Two Japanese heavy hitters, Mazda and Nissan, have both confirmed reductions to annual targets due to supply shortages and global inflation.
Mazda Motor Corp executives have confirmed that it will be dropping its financial year international sales target by 133,000 vehicles, or approximately 10%.
The brand says that this change is a result of the semiconductor shortage, as well as a shortage of carrier vessels.
It’s not all doom and gloom for the marque. It has also raised its operating profit outlook by 17% to 140b yen, thanks in part to the weak value of the yen.
Mazda senior managing executive Yasuhiro Aoyama has pointed to the United States as a particularly pivotal market, explaining that a drop-off in its economy is expected later in the year.
“As for the U.S. market from next spring onward, we believe that the economy will gradually slow down,” said Aoyama, Reuters reports.
“As the tight semiconductor market is still continuing, the supply-demand relationship is not likely to loosen so easily.”
At Nissan, meanwhile, it’s production numbers that have been slashed this week.

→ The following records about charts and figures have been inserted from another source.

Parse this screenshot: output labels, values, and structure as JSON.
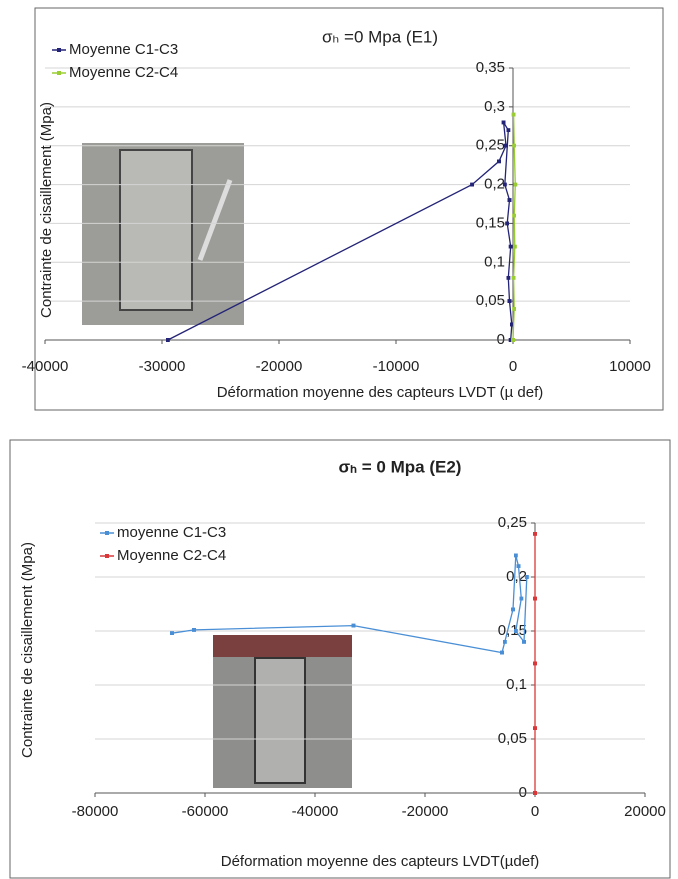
{
  "chart_data": [
    {
      "type": "line",
      "title": "σₕ =0 Mpa (E1)",
      "x_label": "Déformation moyenne des capteurs LVDT (µ def)",
      "y_label": "Contrainte de cisaillement (Mpa)",
      "xlim": [
        -40000,
        10000
      ],
      "xticks": [
        -40000,
        -30000,
        -20000,
        -10000,
        0,
        10000
      ],
      "ylim": [
        0,
        0.35
      ],
      "yticks": [
        0,
        {
          "value": 0.05,
          "label": "0,05"
        },
        {
          "value": 0.1,
          "label": "0,1"
        },
        {
          "value": 0.15,
          "label": "0,15"
        },
        {
          "value": 0.2,
          "label": "0,2"
        },
        {
          "value": 0.25,
          "label": "0,25"
        },
        {
          "value": 0.3,
          "label": "0,3"
        },
        {
          "value": 0.35,
          "label": "0,35"
        }
      ],
      "grid": true,
      "series": [
        {
          "name": "Moyenne C1-C3",
          "color": "#232377",
          "x": [
            -29500,
            -3500,
            -1200,
            -600,
            -800,
            -400,
            -700,
            -300,
            -500,
            -200,
            -400,
            -300,
            -100,
            -200
          ],
          "values": [
            0,
            0.2,
            0.23,
            0.25,
            0.28,
            0.27,
            0.2,
            0.18,
            0.15,
            0.12,
            0.08,
            0.05,
            0.02,
            0
          ]
        },
        {
          "name": "Moyenne C2-C4",
          "color": "#9acd32",
          "x": [
            0,
            100,
            50,
            150,
            100,
            200,
            100,
            50
          ],
          "values": [
            0,
            0.04,
            0.08,
            0.12,
            0.16,
            0.2,
            0.25,
            0.29
          ]
        }
      ]
    },
    {
      "type": "line",
      "title": "σₕ = 0 Mpa (E2)",
      "x_label": "Déformation moyenne des capteurs LVDT(µdef)",
      "y_label": "Contrainte de cisaillement (Mpa)",
      "xlim": [
        -80000,
        20000
      ],
      "xticks": [
        -80000,
        -60000,
        -40000,
        -20000,
        0,
        20000
      ],
      "ylim": [
        0,
        0.25
      ],
      "yticks": [
        0,
        {
          "value": 0.05,
          "label": "0,05"
        },
        {
          "value": 0.1,
          "label": "0,1"
        },
        {
          "value": 0.15,
          "label": "0,15"
        },
        {
          "value": 0.2,
          "label": "0,2"
        },
        {
          "value": 0.25,
          "label": "0,25"
        }
      ],
      "grid": true,
      "series": [
        {
          "name": "moyenne C1-C3",
          "color": "#4a8fd6",
          "x": [
            -66000,
            -62000,
            -33000,
            -6000,
            -5500,
            -4000,
            -3500,
            -3000,
            -2500,
            -3500,
            -2000,
            -1500
          ],
          "values": [
            0.148,
            0.151,
            0.155,
            0.13,
            0.14,
            0.17,
            0.22,
            0.21,
            0.18,
            0.15,
            0.14,
            0.2
          ]
        },
        {
          "name": "Moyenne C2-C4",
          "color": "#d9383a",
          "x": [
            0,
            0,
            0,
            0,
            0
          ],
          "values": [
            0,
            0.06,
            0.12,
            0.18,
            0.24
          ]
        }
      ]
    }
  ]
}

The production drop focuses on the brand’s American operations and subsequently on American models like the Altima, Titan, and Frontier.

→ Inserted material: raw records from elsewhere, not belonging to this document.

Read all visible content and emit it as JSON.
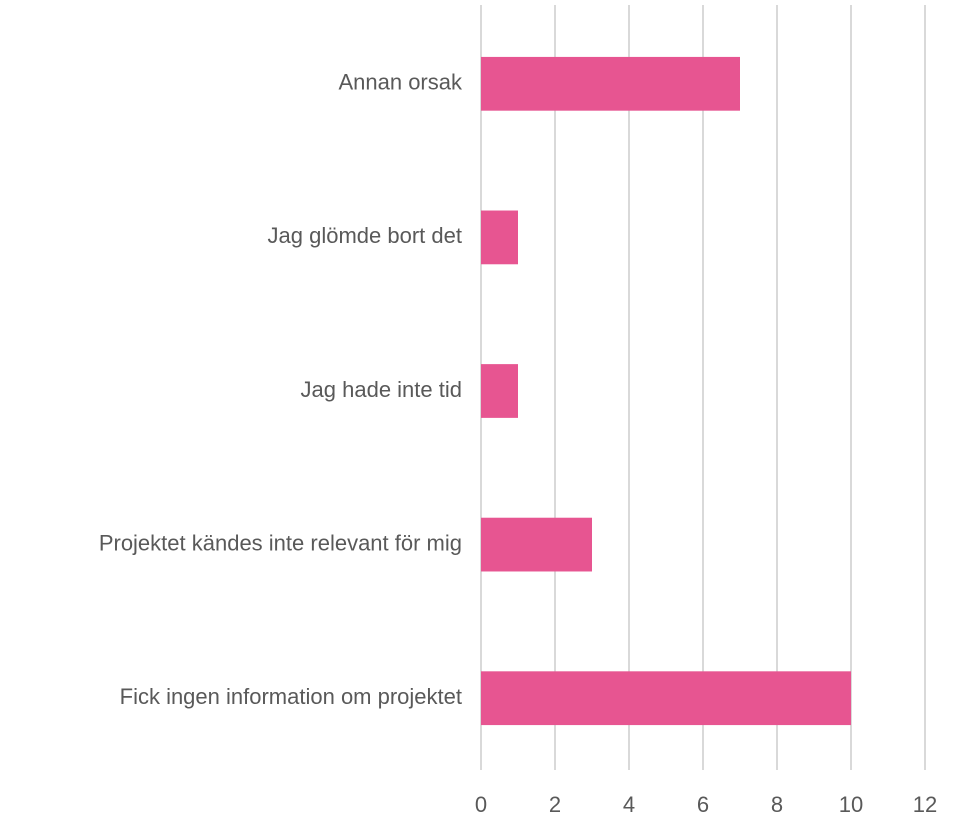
{
  "chart_data": {
    "type": "bar",
    "orientation": "horizontal",
    "categories": [
      "Annan orsak",
      "Jag glömde bort det",
      "Jag hade inte tid",
      "Projektet kändes inte relevant för mig",
      "Fick ingen information om projektet"
    ],
    "values": [
      7,
      1,
      1,
      3,
      10
    ],
    "color": "#e75591",
    "xlim": [
      0,
      12
    ],
    "xticks": [
      0,
      2,
      4,
      6,
      8,
      10,
      12
    ],
    "grid": true
  }
}
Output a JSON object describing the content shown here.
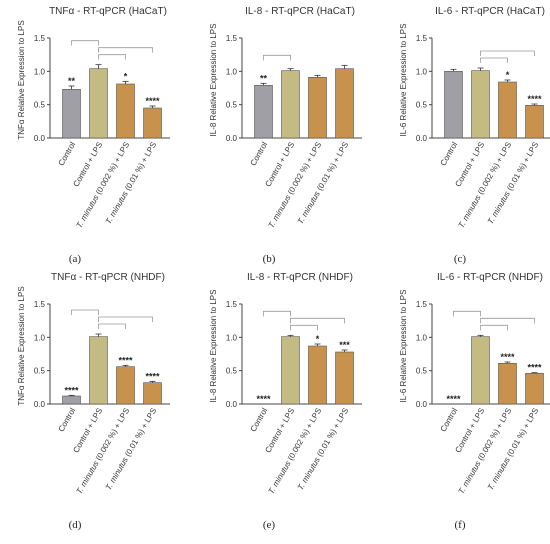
{
  "colors": {
    "grey": "#a09fa6",
    "khaki": "#c4bb82",
    "orange": "#c8924c",
    "axis": "#444444",
    "bracket": "#9a9a9a"
  },
  "x_categories": [
    "Control",
    "Control + LPS",
    "T. minutus (0.002 %) + LPS",
    "T. minutus (0.01 %) + LPS"
  ],
  "x_label_parts": {
    "control": "Control",
    "control_lps": "Control + LPS",
    "italic_name": "T. minutus",
    "low_suffix": " (0.002 %) + LPS",
    "high_suffix": " (0.01 %) + LPS"
  },
  "chart_data": [
    {
      "type": "bar",
      "panel": "(a)",
      "title": "TNFα - RT-qPCR (HaCaT)",
      "ylabel": "TNFα Relative Expression to LPS",
      "ylim": [
        0,
        1.5
      ],
      "yticks": [
        "0.0",
        "0.5",
        "1.0",
        "1.5"
      ],
      "categories": [
        "Control",
        "Control + LPS",
        "T. minutus (0.002 %) + LPS",
        "T. minutus (0.01 %) + LPS"
      ],
      "values": [
        0.73,
        1.04,
        0.81,
        0.45
      ],
      "errors": [
        0.05,
        0.06,
        0.04,
        0.03
      ],
      "significance": [
        "**",
        "",
        "*",
        "****"
      ],
      "brackets": [
        [
          1,
          2
        ],
        [
          1,
          3
        ],
        [
          0,
          1
        ]
      ]
    },
    {
      "type": "bar",
      "panel": "(b)",
      "title": "IL-8 - RT-qPCR (HaCaT)",
      "ylabel": "IL-8 Relative Expression to LPS",
      "ylim": [
        0,
        1.5
      ],
      "yticks": [
        "0.0",
        "0.5",
        "1.0",
        "1.5"
      ],
      "categories": [
        "Control",
        "Control + LPS",
        "T. minutus (0.002 %) + LPS",
        "T. minutus (0.01 %) + LPS"
      ],
      "values": [
        0.79,
        1.01,
        0.91,
        1.04
      ],
      "errors": [
        0.03,
        0.03,
        0.03,
        0.05
      ],
      "significance": [
        "**",
        "",
        "",
        ""
      ],
      "brackets": [
        [
          0,
          1
        ]
      ]
    },
    {
      "type": "bar",
      "panel": "(c)",
      "title": "IL-6 - RT-qPCR (HaCaT)",
      "ylabel": "IL-6 Relative Expression to LPS",
      "ylim": [
        0,
        1.5
      ],
      "yticks": [
        "0.0",
        "0.5",
        "1.0",
        "1.5"
      ],
      "categories": [
        "Control",
        "Control + LPS",
        "T. minutus (0.002 %) + LPS",
        "T. minutus (0.01 %) + LPS"
      ],
      "values": [
        1.0,
        1.01,
        0.84,
        0.49
      ],
      "errors": [
        0.03,
        0.04,
        0.03,
        0.02
      ],
      "significance": [
        "",
        "",
        "*",
        "****"
      ],
      "brackets": [
        [
          1,
          2
        ],
        [
          1,
          3
        ]
      ]
    },
    {
      "type": "bar",
      "panel": "(d)",
      "title": "TNFα - RT-qPCR (NHDF)",
      "ylabel": "TNFα Relative Expression to LPS",
      "ylim": [
        0,
        1.5
      ],
      "yticks": [
        "0.0",
        "0.5",
        "1.0",
        "1.5"
      ],
      "categories": [
        "Control",
        "Control + LPS",
        "T. minutus (0.002 %) + LPS",
        "T. minutus (0.01 %) + LPS"
      ],
      "values": [
        0.12,
        1.01,
        0.56,
        0.32
      ],
      "errors": [
        0.01,
        0.04,
        0.02,
        0.02
      ],
      "significance": [
        "****",
        "",
        "****",
        "****"
      ],
      "brackets": [
        [
          1,
          2
        ],
        [
          1,
          3
        ],
        [
          0,
          1
        ]
      ]
    },
    {
      "type": "bar",
      "panel": "(e)",
      "title": "IL-8 - RT-qPCR (NHDF)",
      "ylabel": "IL-8 Relative Expression to LPS",
      "ylim": [
        0,
        1.5
      ],
      "yticks": [
        "0.0",
        "0.5",
        "1.0",
        "1.5"
      ],
      "categories": [
        "Control",
        "Control + LPS",
        "T. minutus (0.002 %) + LPS",
        "T. minutus (0.01 %) + LPS"
      ],
      "values": [
        0.0,
        1.01,
        0.87,
        0.78
      ],
      "errors": [
        0.0,
        0.02,
        0.03,
        0.03
      ],
      "significance": [
        "****",
        "",
        "*",
        "***"
      ],
      "brackets": [
        [
          1,
          2
        ],
        [
          1,
          3
        ],
        [
          0,
          1
        ]
      ]
    },
    {
      "type": "bar",
      "panel": "(f)",
      "title": "IL-6 - RT-qPCR (NHDF)",
      "ylabel": "IL-6 Relative Expression to LPS",
      "ylim": [
        0,
        1.5
      ],
      "yticks": [
        "0.0",
        "0.5",
        "1.0",
        "1.5"
      ],
      "categories": [
        "Control",
        "Control + LPS",
        "T. minutus (0.002 %) + LPS",
        "T. minutus (0.01 %) + LPS"
      ],
      "values": [
        0.0,
        1.01,
        0.61,
        0.46
      ],
      "errors": [
        0.0,
        0.02,
        0.02,
        0.01
      ],
      "significance": [
        "****",
        "",
        "****",
        "****"
      ],
      "brackets": [
        [
          1,
          2
        ],
        [
          1,
          3
        ],
        [
          0,
          1
        ]
      ]
    }
  ]
}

In a memo reportedly issued to Nissan dealers in the US, and published by Reuters, the brand says the production cuts are “due to supply chain disruptions related to ongoing semiconductor chip shortages in the industry”.
The brand adds that “total shipments to retailers are still forecasted to be up quarter over quarter” and “the long-awaited start of sales for the next generation of Nissan EVs will begin before the end of the calendar year”.